# ssh tunneling in windows using java



## unme_ej86 (Apr 2, 2008)

how can i get a text file from the pc after i have done this tunnelling?

here is my code:

import com.jcraft.jsch.*;

public class Tunnel {
public static void main(String[] args){
Tunnel t=new Tunnel();
try{
 t.go();
} catch(Exception ex){
ex.printStackTrace();
}
}
public void go() throws Exception{
String host="host";
String user="username";
String password="password";
int port=22;

int tunnelLocalPort=2022;
String tunnelRemoteHost="192.168.1.8";
int tunnelRemotePort=80;

JSch jsch=new JSch();
Session session=jsch.getSession(user, host, port);
session.setPassword(password);
localUserInfo lui=new localUserInfo();
session.setUserInfo(lui);
session.connect();
session.setPortForwardingL(tunnelLocalPort,tunnelRemoteHost,tunnelRemotePort);
System.out.println("You have been connected to SSH server");

}

class localUserInfo implements UserInfo{
String passwd;
public String getPassword(){ return passwd; }
public boolean promptYesNo(String str){return true;}
public String getPassphrase(){ return null; }
public boolean promptPassphrase(String message){return true; }
public boolean promptPassword(String message){return true;}
public void showMessage(String message){}
} 
} 


jcraft.jsch is a library for ssh tunneling in java.
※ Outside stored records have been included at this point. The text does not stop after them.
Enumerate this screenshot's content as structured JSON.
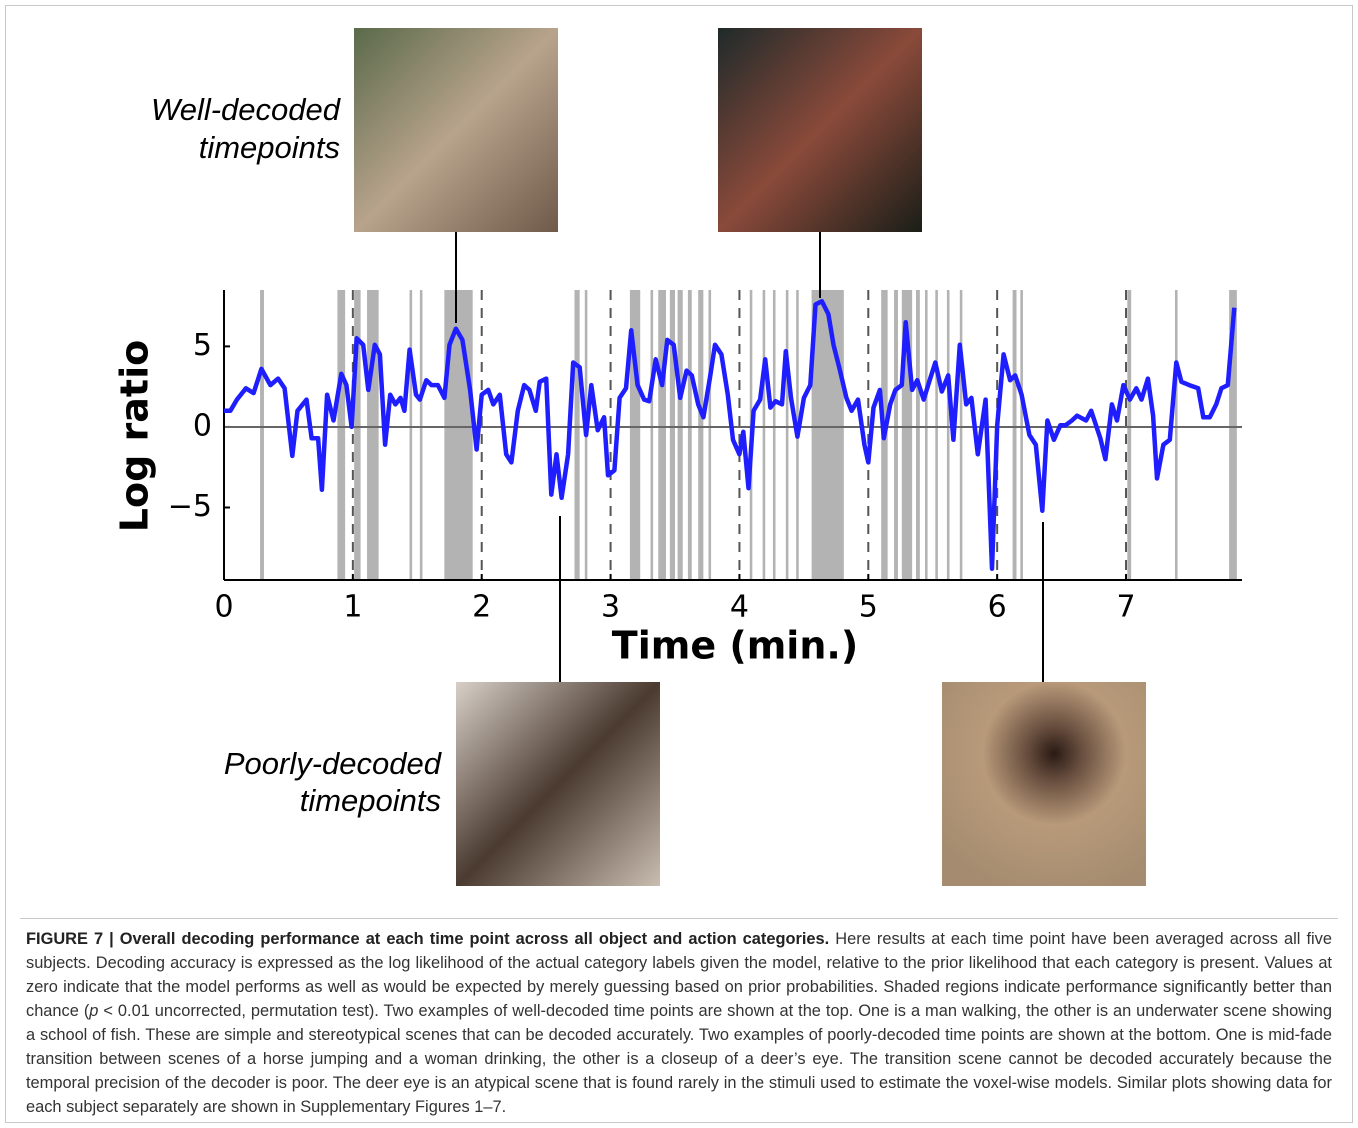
{
  "figure": {
    "top_label": [
      "Well-decoded",
      "timepoints"
    ],
    "bottom_label": [
      "Poorly-decoded",
      "timepoints"
    ]
  },
  "chart_data": {
    "type": "line",
    "xlabel": "Time (min.)",
    "ylabel": "Log ratio",
    "x": [
      0,
      0.05,
      0.1,
      0.17,
      0.23,
      0.29,
      0.36,
      0.42,
      0.47,
      0.53,
      0.57,
      0.64,
      0.68,
      0.73,
      0.76,
      0.8,
      0.85,
      0.91,
      0.95,
      0.99,
      1.03,
      1.08,
      1.12,
      1.17,
      1.21,
      1.25,
      1.29,
      1.33,
      1.37,
      1.4,
      1.44,
      1.49,
      1.52,
      1.57,
      1.61,
      1.66,
      1.71,
      1.75,
      1.8,
      1.85,
      1.91,
      1.96,
      2.0,
      2.05,
      2.09,
      2.14,
      2.19,
      2.23,
      2.28,
      2.33,
      2.37,
      2.42,
      2.45,
      2.5,
      2.54,
      2.58,
      2.62,
      2.67,
      2.71,
      2.76,
      2.81,
      2.85,
      2.9,
      2.95,
      2.98,
      3.03,
      3.07,
      3.12,
      3.16,
      3.21,
      3.26,
      3.3,
      3.35,
      3.4,
      3.44,
      3.49,
      3.54,
      3.59,
      3.63,
      3.68,
      3.72,
      3.77,
      3.81,
      3.86,
      3.91,
      3.95,
      4.0,
      4.03,
      4.07,
      4.11,
      4.16,
      4.2,
      4.24,
      4.28,
      4.33,
      4.36,
      4.4,
      4.45,
      4.5,
      4.55,
      4.59,
      4.64,
      4.69,
      4.73,
      4.78,
      4.83,
      4.87,
      4.92,
      4.97,
      5.0,
      5.04,
      5.09,
      5.12,
      5.17,
      5.21,
      5.26,
      5.29,
      5.34,
      5.38,
      5.43,
      5.48,
      5.52,
      5.57,
      5.62,
      5.66,
      5.71,
      5.76,
      5.8,
      5.85,
      5.91,
      5.96,
      6.0,
      6.05,
      6.1,
      6.14,
      6.19,
      6.25,
      6.3,
      6.35,
      6.39,
      6.44,
      6.49,
      6.53,
      6.58,
      6.62,
      6.69,
      6.73,
      6.8,
      6.84,
      6.89,
      6.93,
      6.98,
      7.03,
      7.08,
      7.12,
      7.17,
      7.21,
      7.24,
      7.29,
      7.34,
      7.39,
      7.43,
      7.49,
      7.56,
      7.6,
      7.65,
      7.7,
      7.74,
      7.79,
      7.84
    ],
    "series": [
      {
        "color": "#1e1eff",
        "values": [
          1.0,
          1.0,
          1.7,
          2.4,
          2.1,
          3.6,
          2.6,
          3.0,
          2.4,
          -1.8,
          1.0,
          1.7,
          -0.7,
          -0.7,
          -3.9,
          2.0,
          0.4,
          3.3,
          2.6,
          0,
          5.5,
          5.1,
          2.3,
          5.1,
          4.5,
          -1.1,
          2.0,
          1.4,
          1.8,
          1.0,
          4.8,
          2.0,
          1.7,
          2.9,
          2.6,
          2.6,
          1.8,
          5.1,
          6.1,
          5.4,
          2.3,
          -1.4,
          2.0,
          2.3,
          1.4,
          2.0,
          -1.7,
          -2.2,
          1.0,
          2.6,
          2.3,
          1.0,
          2.8,
          3.0,
          -4.2,
          -1.7,
          -4.4,
          -1.7,
          4.0,
          3.7,
          -0.5,
          2.6,
          -0.2,
          0.6,
          -3.0,
          -2.7,
          1.8,
          2.4,
          6.0,
          2.6,
          1.7,
          1.6,
          4.2,
          2.6,
          5.4,
          5.1,
          1.8,
          3.5,
          3.2,
          1.4,
          0.6,
          3.0,
          5.1,
          4.5,
          2.0,
          -0.8,
          -1.7,
          -0.3,
          -3.8,
          1.0,
          1.7,
          4.2,
          1.2,
          1.6,
          1.4,
          4.7,
          1.8,
          -0.6,
          1.8,
          2.6,
          7.6,
          7.8,
          7.0,
          5.1,
          3.5,
          1.8,
          1.0,
          1.7,
          -1.1,
          -2.2,
          1.2,
          2.3,
          -0.7,
          1.4,
          2.3,
          2.6,
          6.5,
          2.3,
          2.9,
          1.7,
          3.0,
          4.0,
          2.2,
          3.2,
          -0.8,
          5.1,
          1.4,
          1.8,
          -1.7,
          1.7,
          -8.8,
          0.1,
          4.5,
          2.9,
          3.2,
          2.0,
          -0.5,
          -1.1,
          -5.2,
          0.4,
          -0.8,
          0.1,
          0.1,
          0.4,
          0.7,
          0.4,
          1.0,
          -0.7,
          -2.0,
          1.4,
          0.4,
          2.6,
          1.7,
          2.4,
          1.7,
          3.0,
          0.7,
          -3.2,
          -1.1,
          -0.8,
          4.0,
          2.8,
          2.6,
          2.4,
          0.6,
          0.6,
          1.4,
          2.4,
          2.6,
          7.4
        ]
      }
    ],
    "xlim": [
      0,
      7.9
    ],
    "ylim": [
      -9.5,
      8.5
    ],
    "xticks": [
      0,
      1,
      2,
      3,
      4,
      5,
      6,
      7
    ],
    "yticks": [
      {
        "value": -5,
        "label": "−5"
      },
      0,
      5
    ],
    "zero_line": true,
    "dashed_minute_lines": true,
    "shade_color": "#b3b3b3",
    "shaded_regions": [
      [
        0.28,
        0.31
      ],
      [
        0.88,
        0.94
      ],
      [
        1.01,
        1.06
      ],
      [
        1.11,
        1.2
      ],
      [
        1.44,
        1.46
      ],
      [
        1.52,
        1.54
      ],
      [
        1.71,
        1.93
      ],
      [
        2.72,
        2.76
      ],
      [
        2.8,
        2.82
      ],
      [
        3.15,
        3.23
      ],
      [
        3.31,
        3.33
      ],
      [
        3.37,
        3.43
      ],
      [
        3.46,
        3.5
      ],
      [
        3.52,
        3.56
      ],
      [
        3.6,
        3.63
      ],
      [
        3.68,
        3.72
      ],
      [
        3.76,
        3.78
      ],
      [
        4.08,
        4.1
      ],
      [
        4.18,
        4.2
      ],
      [
        4.26,
        4.28
      ],
      [
        4.36,
        4.38
      ],
      [
        4.44,
        4.46
      ],
      [
        4.56,
        4.81
      ],
      [
        5.1,
        5.15
      ],
      [
        5.2,
        5.23
      ],
      [
        5.26,
        5.34
      ],
      [
        5.37,
        5.4
      ],
      [
        5.44,
        5.46
      ],
      [
        5.52,
        5.54
      ],
      [
        5.61,
        5.63
      ],
      [
        5.71,
        5.73
      ],
      [
        6.12,
        6.15
      ],
      [
        6.18,
        6.2
      ],
      [
        7.01,
        7.04
      ],
      [
        7.38,
        7.4
      ],
      [
        7.8,
        7.86
      ]
    ]
  },
  "caption": {
    "label": "FIGURE 7 | Overall decoding performance at each time point across all object and action categories.",
    "body": [
      " Here results at each time point have been averaged across all five subjects. Decoding accuracy is expressed as the log likelihood of the actual category labels given the model, relative to the prior likelihood that each category is present. Values at zero indicate that the model performs as well as would be expected by merely guessing based on prior probabilities. Shaded regions indicate performance significantly better than chance (",
      "p",
      " < 0.01 uncorrected, permutation test). Two examples of well-decoded time points are shown at the top. One is a man walking, the other is an underwater scene showing a school of fish. These are simple and stereotypical scenes that can be decoded accurately. Two examples of poorly-decoded time points are shown at the bottom. One is mid-fade transition between scenes of a horse jumping and a woman drinking, the other is a closeup of a deer’s eye. The transition scene cannot be decoded accurately because the temporal precision of the decoder is poor. The deer eye is an atypical scene that is found rarely in the stimuli used to estimate the voxel-wise models. Similar plots showing data for each subject separately are shown in Supplementary Figures 1–7."
    ]
  }
}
So what i need to do after done this to take some file from the computer behind the firewall?

help me please, this is for my final year project..

thanks..


----------



## Cellus (Aug 31, 2006)

I am sorry but as per our Rules regarding Educational Assistance, we can not assist you with your project. I recommend you get a classmate to help review your code and assist.

Thread closed.


----------